Ideas for your Borealis Boot Camp
- A brief formal presentation is a great opportunity to reintroduce your team to Borealis. Explaining what it’s used for and how it benefits your organization can help users understand why it’s so important to enter information as accurately and completely as possible. This can really help improve data quality and increase user adoption.
- Address ‘little things’ with the interface or user experience that can help users avoid frustration. (Adding or updating profile picture, setting language preference, activating dark mode/high contrast mode, etc.)
- Review the basic concepts. (Our YouTube Channel, Borealis Academy, is a great resource. Be sure to check out our videos on basic navigation in Borealis, creating an individual, creating an organization, and more!) Show users how they can work more efficiently and help them feel more confident using the system. Keep an eye out for anyone who is struggling and follow up to see if they might need some individual attention or additional training after the session.
- Make it interactive! Many users retain more information from a hands-on experience than they do from a lecture. It can be incredibly helpful to let them apply what they’re learning. Repetition is key, so you might want to follow up with individual or group exercises.
- Encourage participants to share their screens with the group. This can help identify more efficient ways of doing things, or find ways of working more logically. Users don’t always perform tasks in the system the same way, so this is a great way to share tips and techniques with each other, and share those good practices between teams.
- Create a usage report to share with your team.
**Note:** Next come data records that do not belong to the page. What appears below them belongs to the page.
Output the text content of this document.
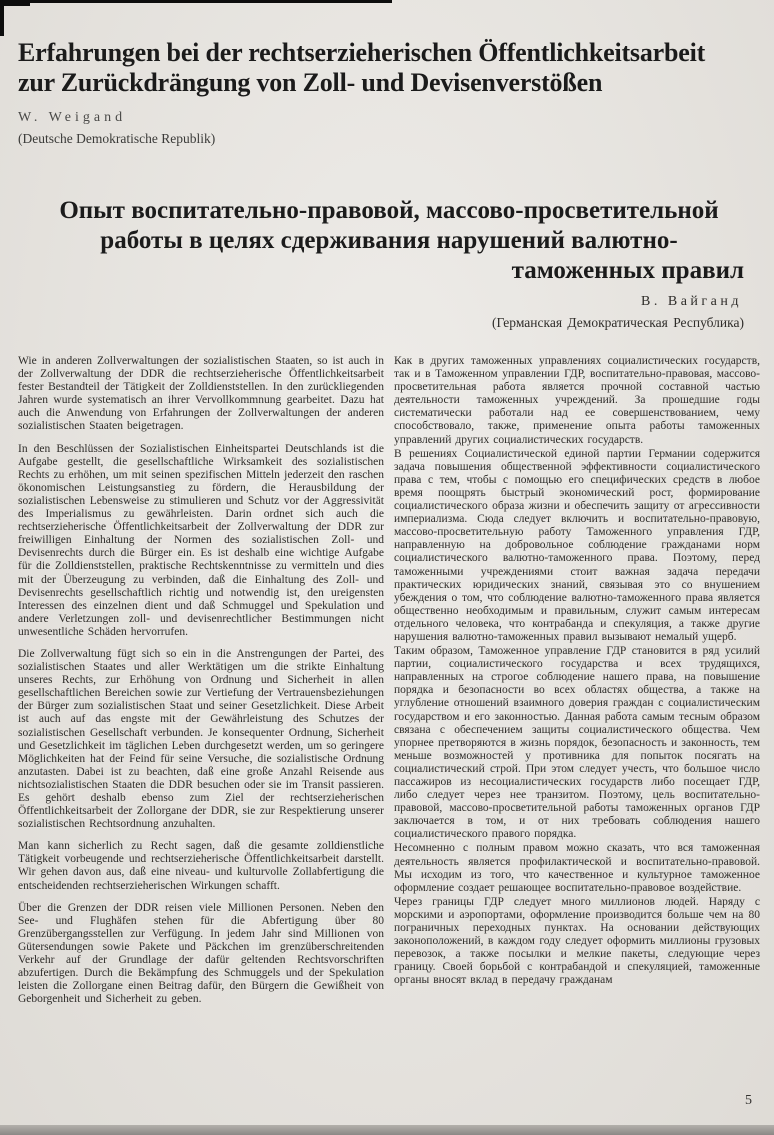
Erfahrungen bei der rechtserzieherischen Öffentlichkeitsarbeit
zur Zurückdrängung von Zoll- und Devisenverstößen
W. Weigand
(Deutsche Demokratische Republik)
Опыт воспитательно-правовой, массово-просветительной
работы в целях сдерживания нарушений валютно-
таможенных правил
В. Вайганд
(Германская Демократическая Республика)

Wie in anderen Zollverwaltungen der sozialistischen Staaten, so ist auch in der Zollverwaltung der DDR die rechtserzieherische Öffentlichkeitsarbeit fester Bestandteil der Tätigkeit der Zolldienststellen. In den zurückliegenden Jahren wurde systematisch an ihrer Vervollkommnung gearbeitet. Dazu hat auch die Anwendung von Erfahrungen der Zollverwaltungen der anderen sozialistischen Staaten beigetragen.

In den Beschlüssen der Sozialistischen Einheitspartei Deutschlands ist die Aufgabe gestellt, die gesellschaftliche Wirksamkeit des sozialistischen Rechts zu erhöhen, um mit seinen spezifischen Mitteln jederzeit den raschen ökonomischen Leistungsanstieg zu fördern, die Herausbildung der sozialistischen Lebensweise zu stimulieren und Schutz vor der Aggressivität des Imperialismus zu gewährleisten. Darin ordnet sich auch die rechtserzieherische Öffentlichkeitsarbeit der Zollverwaltung der DDR zur freiwilligen Einhaltung der Normen des sozialistischen Zoll- und Devisenrechts durch die Bürger ein. Es ist deshalb eine wichtige Aufgabe für die Zolldienststellen, praktische Rechtskenntnisse zu vermitteln und dies mit der Überzeugung zu verbinden, daß die Einhaltung des Zoll- und Devisenrechts gesellschaftlich richtig und notwendig ist, den ureigensten Interessen des einzelnen dient und daß Schmuggel und Spekulation und andere Verletzungen zoll- und devisenrechtlicher Bestimmungen nicht unwesentliche Schäden hervorrufen.

Die Zollverwaltung fügt sich so ein in die Anstrengungen der Partei, des sozialistischen Staates und aller Werktätigen um die strikte Einhaltung unseres Rechts, zur Erhöhung von Ordnung und Sicherheit in allen gesellschaftlichen Bereichen sowie zur Vertiefung der Vertrauensbeziehungen der Bürger zum sozialistischen Staat und seiner Gesetzlichkeit. Diese Arbeit ist auch auf das engste mit der Gewährleistung des Schutzes der sozialistischen Gesellschaft verbunden. Je konsequenter Ordnung, Sicherheit und Gesetzlichkeit im täglichen Leben durchgesetzt werden, um so geringere Möglichkeiten hat der Feind für seine Versuche, die sozialistische Ordnung anzutasten. Dabei ist zu beachten, daß eine große Anzahl Reisende aus nichtsozialistischen Staaten die DDR besuchen oder sie im Transit passieren. Es gehört deshalb ebenso zum Ziel der rechtserzieherischen Öffentlichkeitsarbeit der Zollorgane der DDR, sie zur Respektierung unserer sozialistischen Rechtsordnung anzuhalten.

Man kann sicherlich zu Recht sagen, daß die gesamte zolldienstliche Tätigkeit vorbeugende und rechtserzieherische Öffentlichkeitsarbeit darstellt. Wir gehen davon aus, daß eine niveau- und kulturvolle Zollabfertigung die entscheidenden rechtserzieherischen Wirkungen schafft.

Über die Grenzen der DDR reisen viele Millionen Personen. Neben den See- und Flughäfen stehen für die Abfertigung über 80 Grenzübergangsstellen zur Verfügung. In jedem Jahr sind Millionen von Gütersendungen sowie Pakete und Päckchen im grenzüberschreitenden Verkehr auf der Grundlage der dafür geltenden Rechtsvorschriften abzufertigen. Durch die Bekämpfung des Schmuggels und der Spekulation leisten die Zollorgane einen Beitrag dafür, den Bürgern die Gewißheit von Geborgenheit und Sicherheit zu geben.

Как в других таможенных управлениях социалистических государств, так и в Таможенном управлении ГДР, воспитательно-правовая, массово-просветительная работа является прочной составной частью деятельности таможенных учреждений. За прошедшие годы систематически работали над ее совершенствованием, чему способствовало, также, применение опыта работы таможенных управлений других социалистических государств.

В решениях Социалистической единой партии Германии содержится задача повышения общественной эффективности социалистического права с тем, чтобы с помощью его специфических средств в любое время поощрять быстрый экономический рост, формирование социалистического образа жизни и обеспечить защиту от агрессивности империализма. Сюда следует включить и воспитательно-правовую, массово-просветительную работу Таможенного управления ГДР, направленную на добровольное соблюдение гражданами норм социалистического валютно-таможенного права. Поэтому, перед таможенными учреждениями стоит важная задача передачи практических юридических знаний, связывая это со внушением убеждения о том, что соблюдение валютно-таможенного права является общественно необходимым и правильным, служит самым интересам отдельного человека, что контрабанда и спекуляция, а также другие нарушения валютно-таможенных правил вызывают немалый ущерб.

Таким образом, Таможенное управление ГДР становится в ряд усилий партии, социалистического государства и всех трудящихся, направленных на строгое соблюдение нашего права, на повышение порядка и безопасности во всех областях общества, а также на углубление отношений взаимного доверия граждан с социалистическим государством и его законностью. Данная работа самым тесным образом связана с обеспечением защиты социалистического общества. Чем упорнее претворяются в жизнь порядок, безопасность и законность, тем меньше возможностей у противника для попыток посягать на социалистический строй. При этом следует учесть, что большое число пассажиров из несоциалистических государств либо посещает ГДР, либо следует через нее транзитом. Поэтому, цель воспитательно-правовой, массово-просветительной работы таможенных органов ГДР заключается в том, и от них требовать соблюдения нашего социалистического правого порядка.

Несомненно с полным правом можно сказать, что вся таможенная деятельность является профилактической и воспитательно-правовой. Мы исходим из того, что качественное и культурное таможенное оформление создает решающее воспитательно-правовое воздействие.

Через границы ГДР следует много миллионов людей. Наряду с морскими и аэропортами, оформление производится больше чем на 80 пограничных переходных пунктах. На основании действующих законоположений, в каждом году следует оформить миллионы грузовых перевозок, а также посылки и мелкие пакеты, следующие через границу. Своей борьбой с контрабандой и спекуляцией, таможенные органы вносят вклад в передачу гражданам

5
Help your users create a report for their own home page to monitor their personal progress over time.
- Gather feedback from your team about what works well and what could be better. Reflect on your internal processes and how they are represented in the system. Do users regularly encounter situations where they’re not sure what to do? How should those be addressed? Are all of the visible fields useful? Should some be merged or removed? Do new fields or options need to be added? (You may also want to review other items listed in the Best Practices for Borealis Superusers.)
- Use system reports to review data quality. Two system reports you can find in Analytics can be particularly helpful in evaluating data quality. These are Data Management - Suggestions and Quality and SE - Overall Data quality follow-up.
- If you’re working on data quality, display reports and widgets to gamify the process. Data quality can be a long and boring process, but showing how the numbers are moving can help keep your team motivated and engaged.
- It might be nice to plan a group lunch, or add some team building activities into the schedule to make it fun.